Famously, she turned her back on the world of the pop song and has performed
under her newer name mainly working with her husband, the pianist-composer
Keith Tippett, as a free improvising singer. I wouldn't repeat this
(simplified) story of her metamorphosis if it weren't for the fact that Serpentine
wriggles back into the world of the song.
She approaches this with undiminished verve, with a bluesy inflection in her
phrasing, and with harmonic and multivoiced overdubs, but with all the
additional wisdom of decades of musical experimentation and with an
impressive arsenal of accumulated vocal techniques that she uses sparingly
but effectively behind, between and beyond her singing (and speaking) voice.
It's simply great to hear a great singer singing (and her voice is still great, as pure as it needs
to be, as grainy or wavering as necessity dictates). She has also written the
lyrics and much of the music with Martin Archer. Archer provides electronic
music, harmonious and dissonant by turns, augmented with others' floating
flutes, full-on electric jazz rock guitar, rattling snare, occasional pulsing
bass and a tense string section on a couple of tracks. Tippetts plays
'amplified doll's house' but I've not worked out which of the miscellaneous
rattling and scratching sounds this might have provided.
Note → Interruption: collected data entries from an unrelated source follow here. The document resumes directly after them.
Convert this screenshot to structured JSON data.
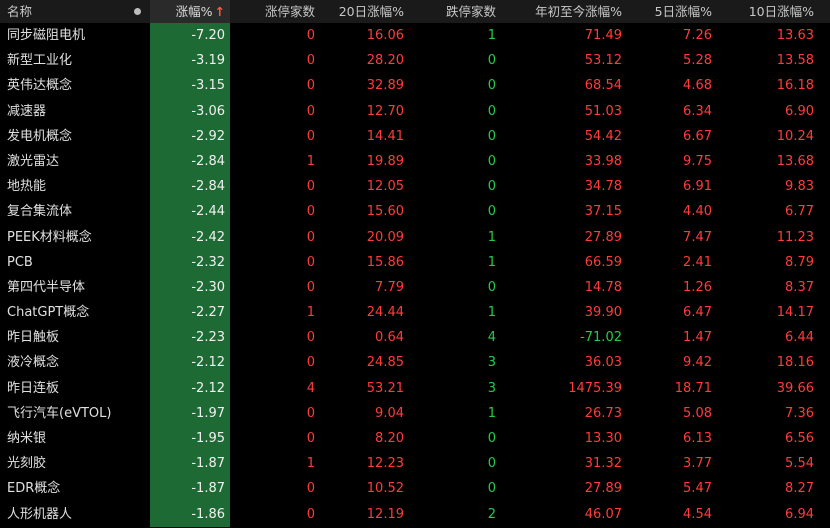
{
  "columns": {
    "name": "名称",
    "change": "涨幅%",
    "change_sort_icon": "arrow-up-icon",
    "limit_up_count": "涨停家数",
    "change_20d": "20日涨幅%",
    "limit_down_count": "跌停家数",
    "change_ytd": "年初至今涨幅%",
    "change_5d": "5日涨幅%",
    "change_10d": "10日涨幅%"
  },
  "colors": {
    "up": "#ff3b3b",
    "down": "#1fce4c",
    "change_cell_bg": "#1d6a34"
  },
  "rows": [
    {
      "name": "同步磁阻电机",
      "change": "-7.20",
      "limit_up": "0",
      "d20": "16.06",
      "limit_down": "1",
      "ytd": "71.49",
      "d5": "7.26",
      "d10": "13.63"
    },
    {
      "name": "新型工业化",
      "change": "-3.19",
      "limit_up": "0",
      "d20": "28.20",
      "limit_down": "0",
      "ytd": "53.12",
      "d5": "5.28",
      "d10": "13.58"
    },
    {
      "name": "英伟达概念",
      "change": "-3.15",
      "limit_up": "0",
      "d20": "32.89",
      "limit_down": "0",
      "ytd": "68.54",
      "d5": "4.68",
      "d10": "16.18"
    },
    {
      "name": "减速器",
      "change": "-3.06",
      "limit_up": "0",
      "d20": "12.70",
      "limit_down": "0",
      "ytd": "51.03",
      "d5": "6.34",
      "d10": "6.90"
    },
    {
      "name": "发电机概念",
      "change": "-2.92",
      "limit_up": "0",
      "d20": "14.41",
      "limit_down": "0",
      "ytd": "54.42",
      "d5": "6.67",
      "d10": "10.24"
    },
    {
      "name": "激光雷达",
      "change": "-2.84",
      "limit_up": "1",
      "d20": "19.89",
      "limit_down": "0",
      "ytd": "33.98",
      "d5": "9.75",
      "d10": "13.68"
    },
    {
      "name": "地热能",
      "change": "-2.84",
      "limit_up": "0",
      "d20": "12.05",
      "limit_down": "0",
      "ytd": "34.78",
      "d5": "6.91",
      "d10": "9.83"
    },
    {
      "name": "复合集流体",
      "change": "-2.44",
      "limit_up": "0",
      "d20": "15.60",
      "limit_down": "0",
      "ytd": "37.15",
      "d5": "4.40",
      "d10": "6.77"
    },
    {
      "name": "PEEK材料概念",
      "change": "-2.42",
      "limit_up": "0",
      "d20": "20.09",
      "limit_down": "1",
      "ytd": "27.89",
      "d5": "7.47",
      "d10": "11.23"
    },
    {
      "name": "PCB",
      "change": "-2.32",
      "limit_up": "0",
      "d20": "15.86",
      "limit_down": "1",
      "ytd": "66.59",
      "d5": "2.41",
      "d10": "8.79"
    },
    {
      "name": "第四代半导体",
      "change": "-2.30",
      "limit_up": "0",
      "d20": "7.79",
      "limit_down": "0",
      "ytd": "14.78",
      "d5": "1.26",
      "d10": "8.37"
    },
    {
      "name": "ChatGPT概念",
      "change": "-2.27",
      "limit_up": "1",
      "d20": "24.44",
      "limit_down": "1",
      "ytd": "39.90",
      "d5": "6.47",
      "d10": "14.17"
    },
    {
      "name": "昨日触板",
      "change": "-2.23",
      "limit_up": "0",
      "d20": "0.64",
      "limit_down": "4",
      "ytd": "-71.02",
      "d5": "1.47",
      "d10": "6.44"
    },
    {
      "name": "液冷概念",
      "change": "-2.12",
      "limit_up": "0",
      "d20": "24.85",
      "limit_down": "3",
      "ytd": "36.03",
      "d5": "9.42",
      "d10": "18.16"
    },
    {
      "name": "昨日连板",
      "change": "-2.12",
      "limit_up": "4",
      "d20": "53.21",
      "limit_down": "3",
      "ytd": "1475.39",
      "d5": "18.71",
      "d10": "39.66"
    },
    {
      "name": "飞行汽车(eVTOL)",
      "change": "-1.97",
      "limit_up": "0",
      "d20": "9.04",
      "limit_down": "1",
      "ytd": "26.73",
      "d5": "5.08",
      "d10": "7.36"
    },
    {
      "name": "纳米银",
      "change": "-1.95",
      "limit_up": "0",
      "d20": "8.20",
      "limit_down": "0",
      "ytd": "13.30",
      "d5": "6.13",
      "d10": "6.56"
    },
    {
      "name": "光刻胶",
      "change": "-1.87",
      "limit_up": "1",
      "d20": "12.23",
      "limit_down": "0",
      "ytd": "31.32",
      "d5": "3.77",
      "d10": "5.54"
    },
    {
      "name": "EDR概念",
      "change": "-1.87",
      "limit_up": "0",
      "d20": "10.52",
      "limit_down": "0",
      "ytd": "27.89",
      "d5": "5.47",
      "d10": "8.27"
    },
    {
      "name": "人形机器人",
      "change": "-1.86",
      "limit_up": "0",
      "d20": "12.19",
      "limit_down": "2",
      "ytd": "46.07",
      "d5": "4.54",
      "d10": "6.94"
    }
  ]
}
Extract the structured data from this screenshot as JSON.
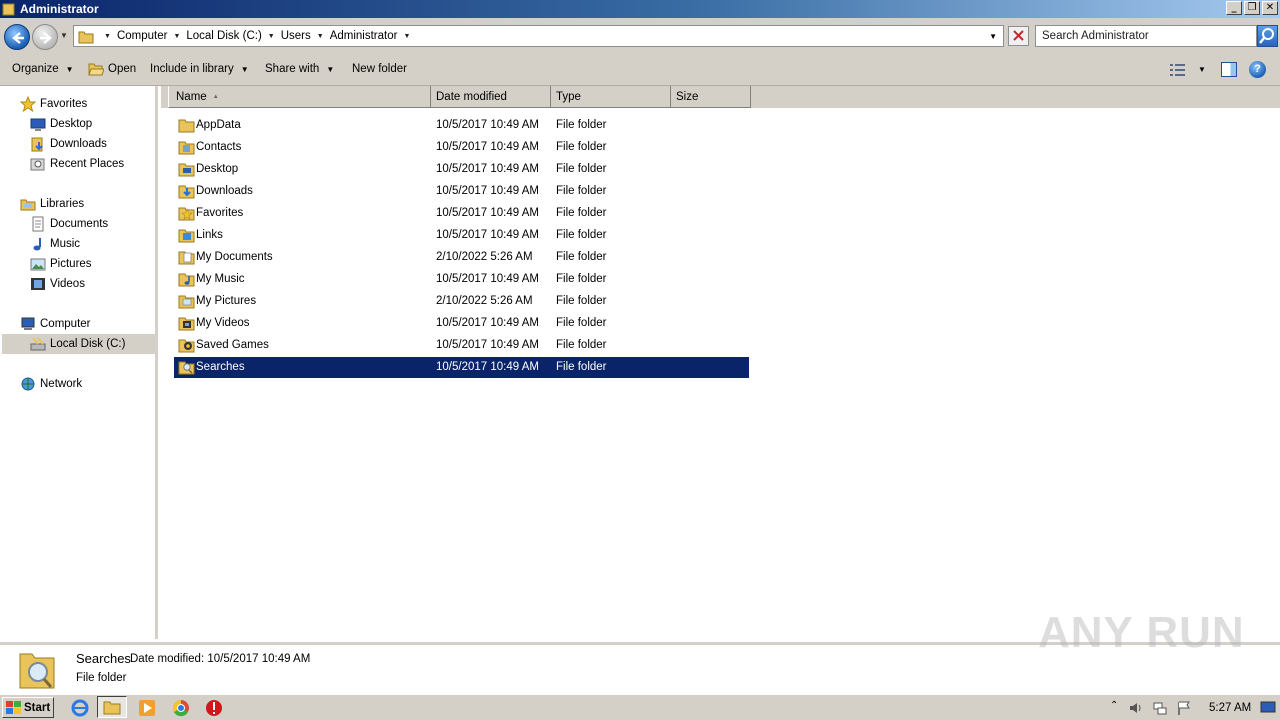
{
  "window": {
    "title": "Administrator",
    "buttons": [
      "_",
      "❐",
      "✕"
    ]
  },
  "address": {
    "crumbs": [
      "Computer",
      "Local Disk (C:)",
      "Users",
      "Administrator"
    ],
    "search_placeholder": "Search Administrator"
  },
  "toolbar": {
    "organize": "Organize",
    "open": "Open",
    "include_in_library": "Include in library",
    "share_with": "Share with",
    "new_folder": "New folder"
  },
  "nav": {
    "favorites": "Favorites",
    "desktop": "Desktop",
    "downloads": "Downloads",
    "recent_places": "Recent Places",
    "libraries": "Libraries",
    "documents": "Documents",
    "music": "Music",
    "pictures": "Pictures",
    "videos": "Videos",
    "computer": "Computer",
    "local_disk": "Local Disk (C:)",
    "network": "Network"
  },
  "columns": {
    "name": "Name",
    "date_modified": "Date modified",
    "type": "Type",
    "size": "Size"
  },
  "files": [
    {
      "name": "AppData",
      "date": "10/5/2017 10:49 AM",
      "type": "File folder",
      "icon": "folder-icon"
    },
    {
      "name": "Contacts",
      "date": "10/5/2017 10:49 AM",
      "type": "File folder",
      "icon": "contacts-folder-icon"
    },
    {
      "name": "Desktop",
      "date": "10/5/2017 10:49 AM",
      "type": "File folder",
      "icon": "desktop-folder-icon"
    },
    {
      "name": "Downloads",
      "date": "10/5/2017 10:49 AM",
      "type": "File folder",
      "icon": "downloads-folder-icon"
    },
    {
      "name": "Favorites",
      "date": "10/5/2017 10:49 AM",
      "type": "File folder",
      "icon": "favorites-folder-icon"
    },
    {
      "name": "Links",
      "date": "10/5/2017 10:49 AM",
      "type": "File folder",
      "icon": "links-folder-icon"
    },
    {
      "name": "My Documents",
      "date": "2/10/2022 5:26 AM",
      "type": "File folder",
      "icon": "documents-folder-icon"
    },
    {
      "name": "My Music",
      "date": "10/5/2017 10:49 AM",
      "type": "File folder",
      "icon": "music-folder-icon"
    },
    {
      "name": "My Pictures",
      "date": "2/10/2022 5:26 AM",
      "type": "File folder",
      "icon": "pictures-folder-icon"
    },
    {
      "name": "My Videos",
      "date": "10/5/2017 10:49 AM",
      "type": "File folder",
      "icon": "videos-folder-icon"
    },
    {
      "name": "Saved Games",
      "date": "10/5/2017 10:49 AM",
      "type": "File folder",
      "icon": "saved-games-folder-icon"
    },
    {
      "name": "Searches",
      "date": "10/5/2017 10:49 AM",
      "type": "File folder",
      "icon": "searches-folder-icon",
      "selected": true
    }
  ],
  "details": {
    "name": "Searches",
    "modified_label": "Date modified:",
    "modified_value": "10/5/2017 10:49 AM",
    "type": "File folder"
  },
  "watermark": "ANY RUN",
  "taskbar": {
    "start": "Start",
    "time": "5:27 AM"
  },
  "colors": {
    "selection": "#0a246a",
    "chrome": "#d4d0c8",
    "folder": "#e8c45a"
  }
}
Martin Archer is also co-director with the poet Alan
Halsey of the 40 strong Sheffield anti-choir Juxtavoices. They're well-named:
a mixture of singers and non-singers (and poets), they perform vocal compositions
and improvisations that range from spoken word, through to the choral (as in
a Greek dramatic chorus), voice works through to chants, and songs through to
the choral (in the musical sense). They play trained voices against
untrained, male against female, hiss against yell, whisper against scream,
voice against voices, words against sound, melody against noise. On their
first CD, treatments by Archer, Halsey and others in the group, range from
sound poetry (a fine multivoiced and probably largely improvised version of
Bob Cobbing's 'Are Your Children Safe in the Sea?') to composed and
tightly-scored spoken word pieces (such as the setting of a Beckett poem).
Five members of the choir - Archer, Halsey, Christine Kennedy, Geraldine Monk
and Bo Meson - provide some of the longer tracks (several up to 14 minutes),
which are of especial interest, because they have been devised specifically
for the group dynamic. What is unique and innovative about the (anti-)choir
is the sheer variety of approaches to the voice taken here (with semantic,
music, sound poetry and the occasional electronic manipulations taking
second, third or fourth places to that variously). What strikes me as
original is that this ensemble doesn't sound like any other I've heard.